Once you get to grips with this information - it sounds more daunting than it actually proves in-game - BattleTech sings. The customisability and character advancement becomes a compelling game in its own right, and the combat missions become great exercises in tactical skill. Like the XCOM games, BattleTech's systems are so well-designed that apparently insurmountable odds and unwinnable missions can often be overcome by stepping back and coming at the situation from a different angle.
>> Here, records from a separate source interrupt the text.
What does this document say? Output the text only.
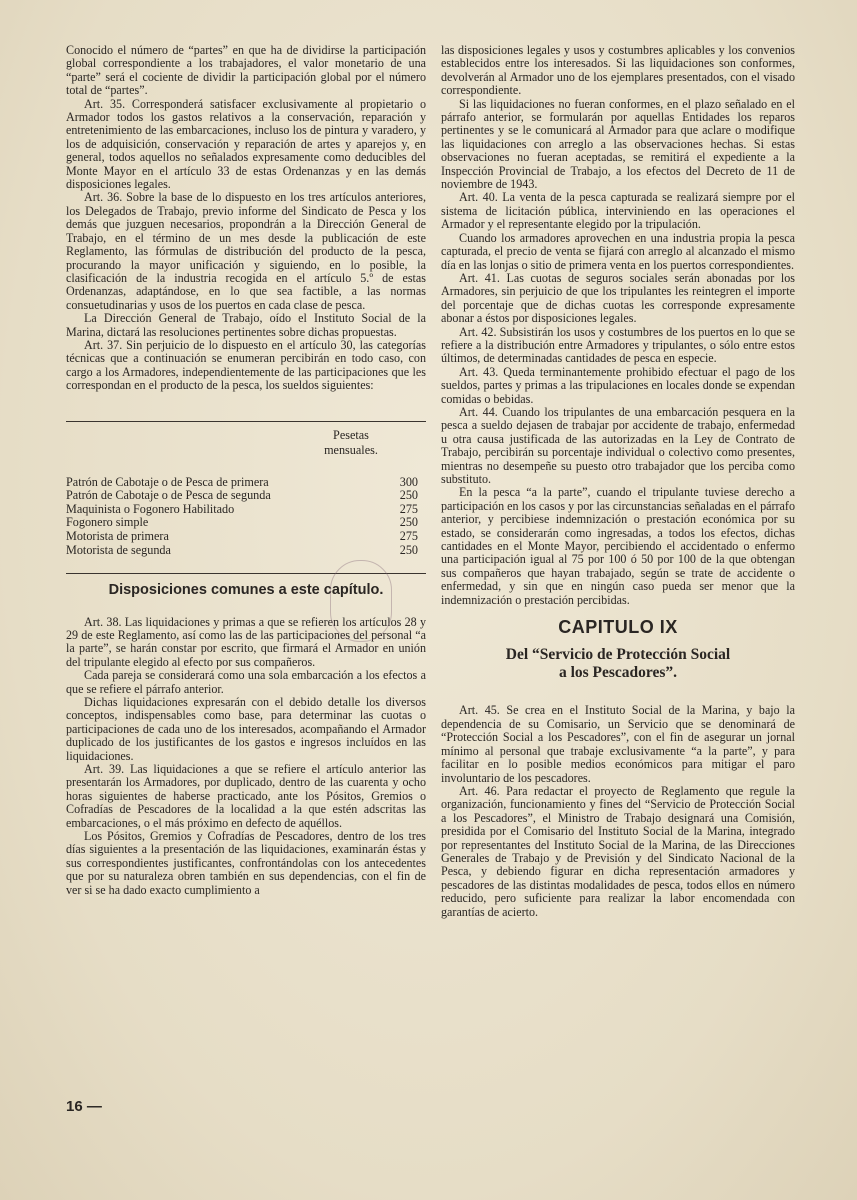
Conocido el número de “partes” en que ha de dividirse la participación global correspondiente a los trabajadores, el valor monetario de una “parte” será el cociente de dividir la participación global por el número total de “partes”.

Art. 35. Corresponderá satisfacer exclusivamente al propietario o Armador todos los gastos relativos a la conservación, reparación y entretenimiento de las embarcaciones, incluso los de pintura y varadero, y los de adquisición, conservación y reparación de artes y aparejos y, en general, todos aquellos no señalados expresamente como deducibles del Monte Mayor en el artículo 33 de estas Ordenanzas y en las demás disposiciones legales.

Art. 36. Sobre la base de lo dispuesto en los tres artículos anteriores, los Delegados de Trabajo, previo informe del Sindicato de Pesca y los demás que juzguen necesarios, propondrán a la Dirección General de Trabajo, en el término de un mes desde la publicación de este Reglamento, las fórmulas de distribución del producto de la pesca, procurando la mayor unificación y siguiendo, en lo posible, la clasificación de la industria recogida en el artículo 5.º de estas Ordenanzas, adaptándose, en lo que sea factible, a las normas consuetudinarias y usos de los puertos en cada clase de pesca.

La Dirección General de Trabajo, oído el Instituto Social de la Marina, dictará las resoluciones pertinentes sobre dichas propuestas.

Art. 37. Sin perjuicio de lo dispuesto en el artículo 30, las categorías técnicas que a continuación se enumeran percibirán en todo caso, con cargo a los Armadores, independientemente de las participaciones que les correspondan en el producto de la pesca, los sueldos siguientes:

Pesetas mensuales.
Patrón de Cabotaje o de Pesca de primera	300
Patrón de Cabotaje o de Pesca de segunda	250
Maquinista o Fogonero Habilitado	275
Fogonero simple	250
Motorista de primera	275
Motorista de segunda	250
Disposiciones comunes a este capítulo.

Art. 38. Las liquidaciones y primas a que se refieren los artículos 28 y 29 de este Reglamento, así como las de las participaciones del personal “a la parte”, se harán constar por escrito, que firmará el Armador en unión del tripulante elegido al efecto por sus compañeros.

Cada pareja se considerará como una sola embarcación a los efectos a que se refiere el párrafo anterior.

Dichas liquidaciones expresarán con el debido detalle los diversos conceptos, indispensables como base, para determinar las cuotas o participaciones de cada uno de los interesados, acompañando el Armador duplicado de los justificantes de los gastos e ingresos incluídos en las liquidaciones.

Art. 39. Las liquidaciones a que se refiere el artículo anterior las presentarán los Armadores, por duplicado, dentro de las cuarenta y ocho horas siguientes de haberse practicado, ante los Pósitos, Gremios o Cofradías de Pescadores de la localidad a la que estén adscritas las embarcaciones, o el más próximo en defecto de aquéllos.

Los Pósitos, Gremios y Cofradías de Pescadores, dentro de los tres días siguientes a la presentación de las liquidaciones, examinarán éstas y sus correspondientes justificantes, confrontándolas con los antecedentes que por su naturaleza obren también en sus dependencias, con el fin de ver si se ha dado exacto cumplimiento a

las disposiciones legales y usos y costumbres aplicables y los convenios establecidos entre los interesados. Si las liquidaciones son conformes, devolverán al Armador uno de los ejemplares presentados, con el visado correspondiente.

Si las liquidaciones no fueran conformes, en el plazo señalado en el párrafo anterior, se formularán por aquellas Entidades los reparos pertinentes y se le comunicará al Armador para que aclare o modifique las liquidaciones con arreglo a las observaciones hechas. Si estas observaciones no fueran aceptadas, se remitirá el expediente a la Inspección Provincial de Trabajo, a los efectos del Decreto de 11 de noviembre de 1943.

Art. 40. La venta de la pesca capturada se realizará siempre por el sistema de licitación pública, interviniendo en las operaciones el Armador y el representante elegido por la tripulación.

Cuando los armadores aprovechen en una industria propia la pesca capturada, el precio de venta se fijará con arreglo al alcanzado el mismo día en las lonjas o sitio de primera venta en los puertos correspondientes.

Art. 41. Las cuotas de seguros sociales serán abonadas por los Armadores, sin perjuicio de que los tripulantes les reintegren el importe del porcentaje que de dichas cuotas les corresponde expresamente abonar a éstos por disposiciones legales.

Art. 42. Subsistirán los usos y costumbres de los puertos en lo que se refiere a la distribución entre Armadores y tripulantes, o sólo entre estos últimos, de determinadas cantidades de pesca en especie.

Art. 43. Queda terminantemente prohibido efectuar el pago de los sueldos, partes y primas a las tripulaciones en locales donde se expendan comidas o bebidas.

Art. 44. Cuando los tripulantes de una embarcación pesquera en la pesca a sueldo dejasen de trabajar por accidente de trabajo, enfermedad u otra causa justificada de las autorizadas en la Ley de Contrato de Trabajo, percibirán su porcentaje individual o colectivo como presentes, mientras no desempeñe su puesto otro trabajador que los perciba como substituto.

En la pesca “a la parte”, cuando el tripulante tuviese derecho a participación en los casos y por las circunstancias señaladas en el párrafo anterior, y percibiese indemnización o prestación económica por su estado, se considerarán como ingresadas, a todos los efectos, dichas cantidades en el Monte Mayor, percibiendo el accidentado o enfermo una participación igual al 75 por 100 ó 50 por 100 de la que obtengan sus compañeros que hayan trabajado, según se trate de accidente o enfermedad, y sin que en ningún caso pueda ser menor que la indemnización o prestación percibidas.

CAPITULO IX
Del “Servicio de Protección Social
a los Pescadores”.

Art. 45. Se crea en el Instituto Social de la Marina, y bajo la dependencia de su Comisario, un Servicio que se denominará de “Protección Social a los Pescadores”, con el fin de asegurar un jornal mínimo al personal que trabaje exclusivamente “a la parte”, y para facilitar en lo posible medios económicos para mitigar el paro involuntario de los pescadores.

Art. 46. Para redactar el proyecto de Reglamento que regule la organización, funcionamiento y fines del “Servicio de Protección Social a los Pescadores”, el Ministro de Trabajo designará una Comisión, presidida por el Comisario del Instituto Social de la Marina, integrado por representantes del Instituto Social de la Marina, de las Direcciones Generales de Trabajo y de Previsión y del Sindicato Nacional de la Pesca, y debiendo figurar en dicha representación armadores y pescadores de las distintas modalidades de pesca, todos ellos en número reducido, pero suficiente para realizar la labor encomendada con garantías de acierto.

16 —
It's surprising how much of a difference a single weapon change, a single morale-boosted ability or a single change of 'Mech can make to a tricky battle.
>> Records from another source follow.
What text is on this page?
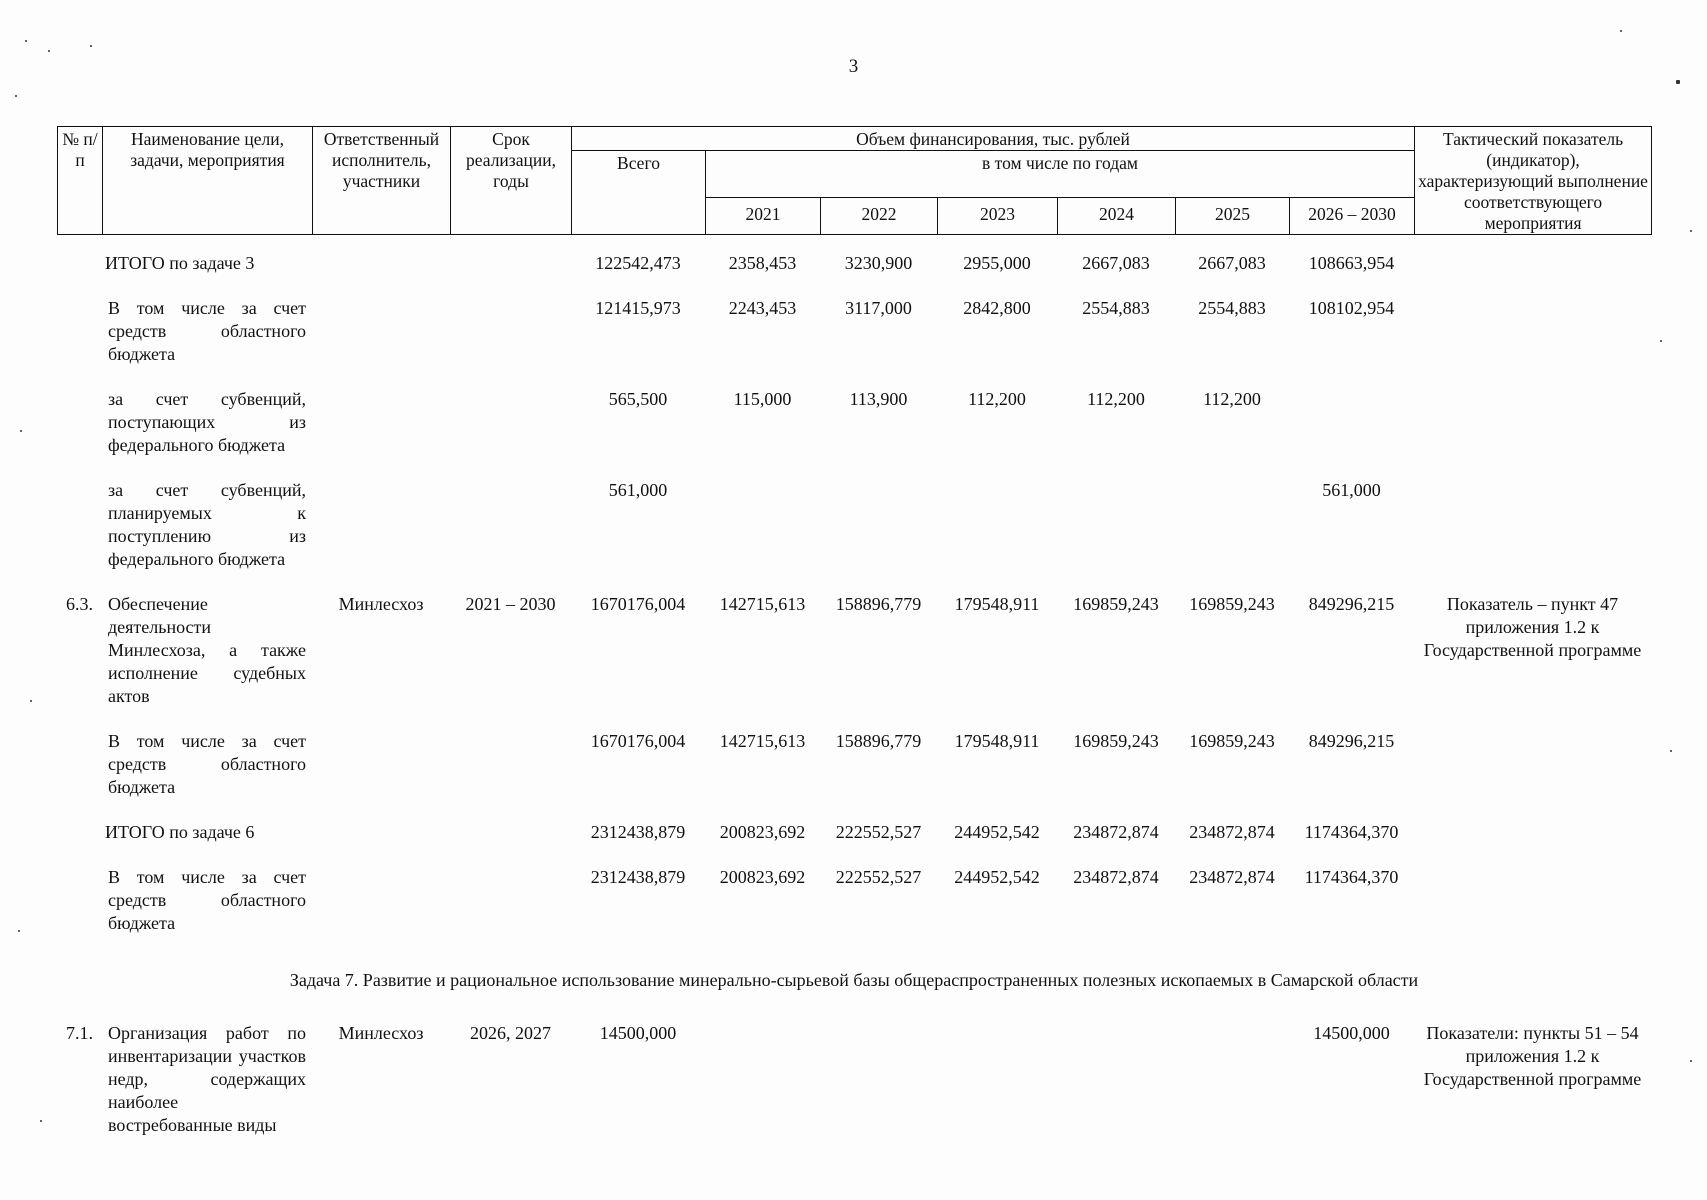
3
№ п/п	Наименование цели, задачи, мероприятия	Ответственный исполнитель, участники	Срок реализации, годы	Объем финансирования, тыс. рублей							Тактический показатель (индикатор), характеризующий выполнение соответствующего мероприятия
				Всего	в том числе по годам						
					2021	2022	2023	2024	2025	2026 – 2030	
	ИТОГО по задаче 3			122542,473	2358,453	3230,900	2955,000	2667,083	2667,083	108663,954	
	В том числе за счет средств областного бюджета			121415,973	2243,453	3117,000	2842,800	2554,883	2554,883	108102,954	
	за счет субвенций, поступающих из федерального бюджета			565,500	115,000	113,900	112,200	112,200	112,200		
	за счет субвенций, планируемых к поступлению из федерального бюджета			561,000						561,000	
6.3.	Обеспечение деятельности Минлесхоза, а также исполнение судебных актов	Минлесхоз	2021 – 2030	1670176,004	142715,613	158896,779	179548,911	169859,243	169859,243	849296,215	Показатель – пункт 47 приложения 1.2 к Государственной программе
	В том числе за счет средств областного бюджета			1670176,004	142715,613	158896,779	179548,911	169859,243	169859,243	849296,215	
	ИТОГО по задаче 6			2312438,879	200823,692	222552,527	244952,542	234872,874	234872,874	1174364,370	
	В том числе за счет средств областного бюджета			2312438,879	200823,692	222552,527	244952,542	234872,874	234872,874	1174364,370	
Задача 7. Развитие и рациональное использование минерально-сырьевой базы общераспространенных полезных ископаемых в Самарской области											
7.1.	Организация работ по инвентаризации участков недр, содержащих наиболее востребованные виды	Минлесхоз	2026, 2027	14500,000						14500,000	Показатели: пункты 51 – 54 приложения 1.2 к Государственной программе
The game could be a bit better in how all of this information is presented. The tutorials are exceptionally basic and the finer points of how the game works only emerge through playing. There are also a few minor technical issues: the time it takes to move between screens and menus is somewhat longer than it should be, and occasional visual bugs (such as the camera choosing to sit behind a mountain or tree rather when it should be showing an enemy 'Mech blowing up) irritate. Some reviewers have complained of the animations being a bit slower than they'd like. I didn't notice this myself, but there are menu options to fix this and even a few mods to speed things up if it becomes a major issue.


The game's biggest problem, ultimately, may also be seen as its greatest strength. Harebrained Schemes' previous project, the Shadowrun Returns trilogy, was excellent but criticised for the short length of each game, lack of optional side-content and lack of replayability. BattleTech certainly doesn't suffer from that, with an infinite number of procedurally-generated missions (soon to be expanded through DLC) and a truly vast number of options making each run through the game's story potentially very different. However, the game's reliance on these side-missions and the need to play them to get better equipment and skills - "grinding", to use the common parlance - threatens to make the game very repetitive. My initial run through the game lasted 54 hours, which is a huge amount of time to spend watching robots shoot other robots, and monotony occasionally threatened to set in during a mid-game period when I had to grind to get enough money and heavy 'Mechs to proceed to the next story mission.

But looking past that, the game is certainly rewarding, with a number of interesting systems to delve into and tweak. The graphics are decent (but not exceptional, belying the game's low budget), the sound is punchy and the music is excellent. The story is fairly standard but well-told with some great characters. Some of the story missions are exceptionally well-designed and fiendishly challenging as well. Best of all, the tactical combat and mercenary-management sides of the game come together to create something compelling, fresh and interesting, once you understand how it all works.

BattleTech (****) is available now for PC. Console versions may follow depending on the game's initial sales, and both free DLC and paid expansions on the way.

1 comment:

Rob Holland said...

Thanks for taking the time to review. According to Steam I'm about 150 hours into the game at the moment and I haven't even completed the story mission - which I understand is when the full map opens up and you can take on even more procedurally generated missions. So thoroughly am I enjoying the game I look forward to pretty much any time spent playing with it, whether that's tweaking loadouts, or taking on a difficult mission.

One thing I had noticed was that the game seemed to be getting slower moving between screens, and particularly when loading for battle. Going in and deleting many of my older save game files seemed to make a difference with that. It may be more believed than accurate, but the save and loading at least seemed a lot faster.